Überblick
Djenné-Djeno („altes Djenné“ in der Bozo-Sprache) liegt in der Überschwemmungsebene des inneren Nigerdeltas in Zentralmali, etwa drei Kilometer von der modernen Stadt Djenné entfernt, die für ihre Große Moschee berühmt ist. Der archäologische Hügel, oder Tell, umfasst ungefähr 33 Hektar und erhebt sich um mehrere Meter über die umliegende Überschwemmungsebene, das angesammelte Ergebnis von weit über tausend Jahren kontinuierlichen Lehmziegelbaus, Einsturzes und Wiederaufbaus auf demselben städtischen Fußabdruck.
Die Besiedlung begann um 250 v. Chr., als kleine Gruppen Fischer- und Reisanbaugemeinschaften in der saisonal überfluteten Ebene gründeten. Im Laufe der folgenden Jahrhunderte wuchs die Siedlung stetig, und um etwa 300–400 n. Chr. hatte sich Djenné-Djeno zu einer bedeutenden, dicht besiedelten Stadt entwickelt, die Eisenproduktion, Kupfer- und Goldverarbeitung und Fernhandel betrieb — belegt durch das Vorkommen von Kupfer (das in der Umgebung des Ortes natürlicherweise nicht vorkommt) und Glasperlen, die aus so weit entfernten Gebieten wie dem Mittelmeerraum und möglicherweise Indien stammen und über transsaharanische Handelsnetzwerke Jahrhunderte vor dem berühmten transsaharanischen Goldhandel der späteren Reiche Ghana, Mali und Songhai hierher gelangten.

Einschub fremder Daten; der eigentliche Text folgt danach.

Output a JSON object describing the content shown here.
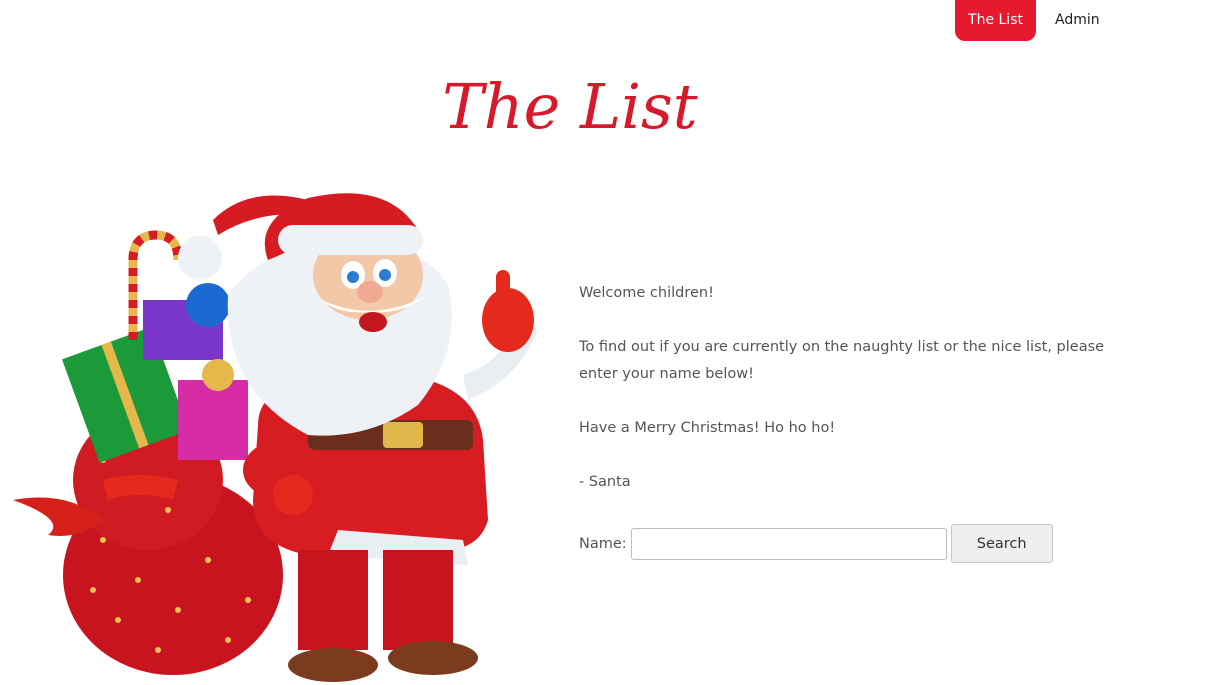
{
  "nav": {
    "items": [
      {
        "label": "The List",
        "active": true
      },
      {
        "label": "Admin",
        "active": false
      }
    ]
  },
  "header": {
    "title": "The List"
  },
  "main": {
    "paragraphs": [
      "Welcome children!",
      "To find out if you are currently on the naughty list or the nice list, please enter your name below!",
      "Have a Merry Christmas! Ho ho ho!",
      "- Santa"
    ],
    "form": {
      "name_label": "Name:",
      "name_value": "",
      "name_placeholder": "",
      "search_label": "Search"
    }
  },
  "colors": {
    "accent": "#e6192e",
    "text": "#555555"
  },
  "illustration": {
    "name": "santa-with-gift-sack"
  }
}
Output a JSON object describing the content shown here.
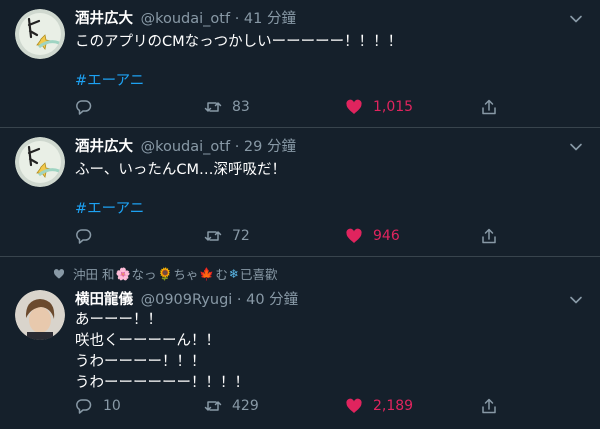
{
  "tweets": [
    {
      "name": "酒井広大",
      "handle": "@koudai_otf · 41 分鐘",
      "lines": [
        "このアプリのCMなっつかしいーーーーー！！！！"
      ],
      "hashtag": "#エーアニ",
      "reply_count": "",
      "retweet_count": "83",
      "like_count": "1,015",
      "liked": true
    },
    {
      "name": "酒井広大",
      "handle": "@koudai_otf · 29 分鐘",
      "lines": [
        "ふー、いったんCM…深呼吸だ！"
      ],
      "hashtag": "#エーアニ",
      "reply_count": "",
      "retweet_count": "72",
      "like_count": "946",
      "liked": true
    },
    {
      "social_context": {
        "prefix": "沖田 和 ",
        "emoji1": "🌸",
        "mid1": "なっ",
        "emoji2": "🌻",
        "mid2": "ちゃ",
        "emoji3": "🍁",
        "mid3": "む",
        "emoji4": "❄",
        "suffix": " 已喜歡"
      },
      "name": "横田龍儀",
      "handle": "@0909Ryugi · 40 分鐘",
      "lines": [
        "あーーー！！",
        "咲也くーーーーん！！",
        "うわーーーー！！！",
        "うわーーーーーー！！！！"
      ],
      "reply_count": "10",
      "retweet_count": "429",
      "like_count": "2,189",
      "liked": true
    }
  ],
  "colors": {
    "background": "#15202b",
    "divider": "#38444d",
    "secondary_text": "#8899a6",
    "hashtag": "#1da1f2",
    "like": "#e0245e"
  },
  "icons": [
    "reply-icon",
    "retweet-icon",
    "heart-icon",
    "share-icon",
    "chevron-down-icon"
  ]
}
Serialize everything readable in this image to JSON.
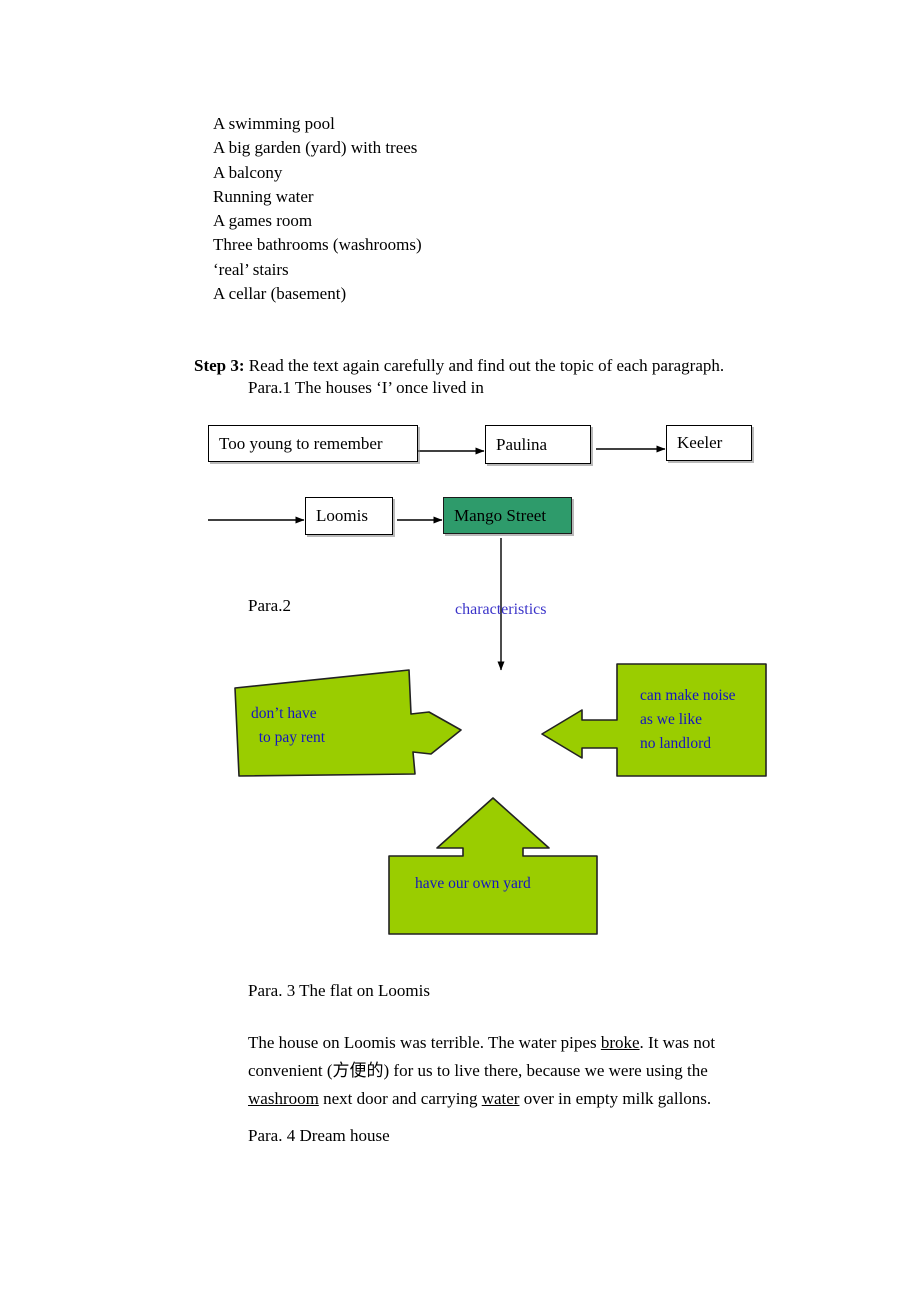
{
  "document": {
    "feature_list": [
      "A swimming pool",
      "A big garden (yard) with trees",
      "A balcony",
      "Running water",
      "A games room",
      "Three bathrooms (washrooms)",
      "‘real’ stairs",
      "A cellar (basement)"
    ],
    "step3": {
      "label": "Step 3:",
      "instruction": " Read the text again carefully and find out the topic of each paragraph.",
      "para1_line": "Para.1 The houses ‘I’ once lived in"
    },
    "flowchart": {
      "nodes": [
        {
          "id": "too-young",
          "label": "Too young to remember",
          "highlight": false
        },
        {
          "id": "paulina",
          "label": "Paulina",
          "highlight": false
        },
        {
          "id": "keeler",
          "label": "Keeler",
          "highlight": false
        },
        {
          "id": "loomis",
          "label": "Loomis",
          "highlight": false
        },
        {
          "id": "mango",
          "label": "Mango Street",
          "highlight": true
        }
      ],
      "highlight_fill": "#2E9B6B",
      "arrow_color": "#000000"
    },
    "para2": {
      "label": "Para.2",
      "characteristics_label": "characteristics",
      "characteristics_color": "#3b34c9",
      "callout_fill": "#9ACD00",
      "callout_text_color": "#1515c0",
      "callouts": {
        "left": {
          "lines": [
            "don’t have",
            "  to pay rent"
          ],
          "direction": "right-arrow"
        },
        "right": {
          "lines": [
            "can make noise",
            "as we like",
            "no landlord"
          ],
          "direction": "left-arrow"
        },
        "bottom": {
          "lines": [
            "have our own yard"
          ],
          "direction": "up-arrow"
        }
      }
    },
    "para3": {
      "title": "Para. 3 The flat on Loomis",
      "body_segments": [
        {
          "text": "The house on Loomis was terrible. The water pipes ",
          "underline": false
        },
        {
          "text": "broke",
          "underline": true
        },
        {
          "text": ". It was not convenient (方便的) for us to live there, because we were using the ",
          "underline": false
        },
        {
          "text": "washroom",
          "underline": true
        },
        {
          "text": " next door and carrying ",
          "underline": false
        },
        {
          "text": "water",
          "underline": true
        },
        {
          "text": " over in empty milk gallons.",
          "underline": false
        }
      ]
    },
    "para4": {
      "title": "Para. 4 Dream house"
    }
  }
}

Auf ihrem Höhepunkt um 800–1000 n. Chr. könnten Djenné-Djeno und eine Gruppe von Dutzenden kleinerer Satellitenhügel in unmittelbarer Umgebung eine kombinierte Bevölkerung von geschätzten Zehntausenden getragen haben, organisiert ohne Belege für zentralisierte Königspaläste, monumentale Tempel oder hierarchische Elitewohnsitze, die üblicherweise mit frühem Urbanismus anderswo auf der Welt verbunden werden. Dieses charakteristische Muster — dichte, langfristige städtische Besiedlung offenbar ohne eine starke zentralisierte politische Hierarchie — hat Djenné-Djeno zu einer Schlüsselstudie in Debatten über alternative Wege zur urbanen Komplexität gemacht, die nicht dem aus mesopotamischen, ägyptischen oder mesoamerikanischen Belegen entwickelten Modell der Staatsbildung folgen.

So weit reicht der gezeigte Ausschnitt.